In SWSE, PCs get 5+level Force points per level, but you'd probably want to have fewer in D&D, since there are not as many uses for them.
That sounds like the Action Point optional rule from the DMG (which specifically calls out Eberron IIRC). There was a plot point option in there too. Hum, I think I need to read that part again...
 

Fenris-77

Small God of the Dozens
The fate points (?) system from 7th Sea would work pretty well for what you want to - that game positively drips swashbuckling cinematic pulp. Alternatively, for a game like the one you outline, I might let a player trade in the protection of the damaged rules for some hefty bonuses and the potential that might actually die. Obviously saved for the highest of stakes scenes, but I think it would lead to some great story telling.

Edit - drama dice in 7th sea, which play like inspiration+, recover from knockout, and activate special rules. Anyway, I don't play 7th Sea much, but I use bits and pieces for hack ideas on a very regular basis.
 
Last edited:

aco175

Legend
I would be fun to have the bad guy always teleport at the last minute or turn into a bird and fly away, or fall into a river, or have a plane with a ladder hanging down, or the ground gives way to a underground river, or ...

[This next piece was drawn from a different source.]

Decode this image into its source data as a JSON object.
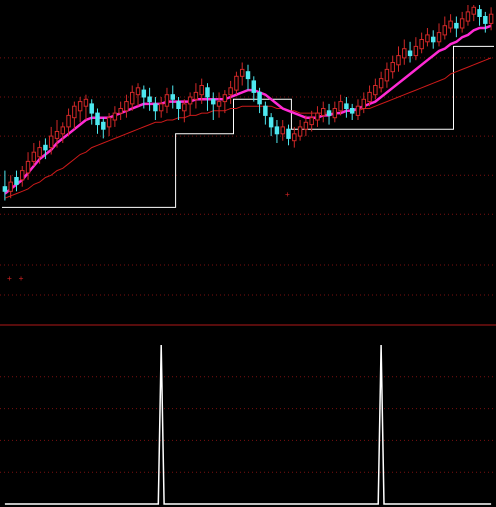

Of course you need to let the players come up with escapes for their PCs as well. Mid-level mooks all can have teeth with cyanide inside.
 


Umbran

Mod Squad
Staff member
Pair that with encounter goals for both sides that move beyond "kill and loot" and you;re probably in business.

Most of the discussion is about death, but I think, for the style that's being discussed, this is perhaps more important than exactly what rules are used for death.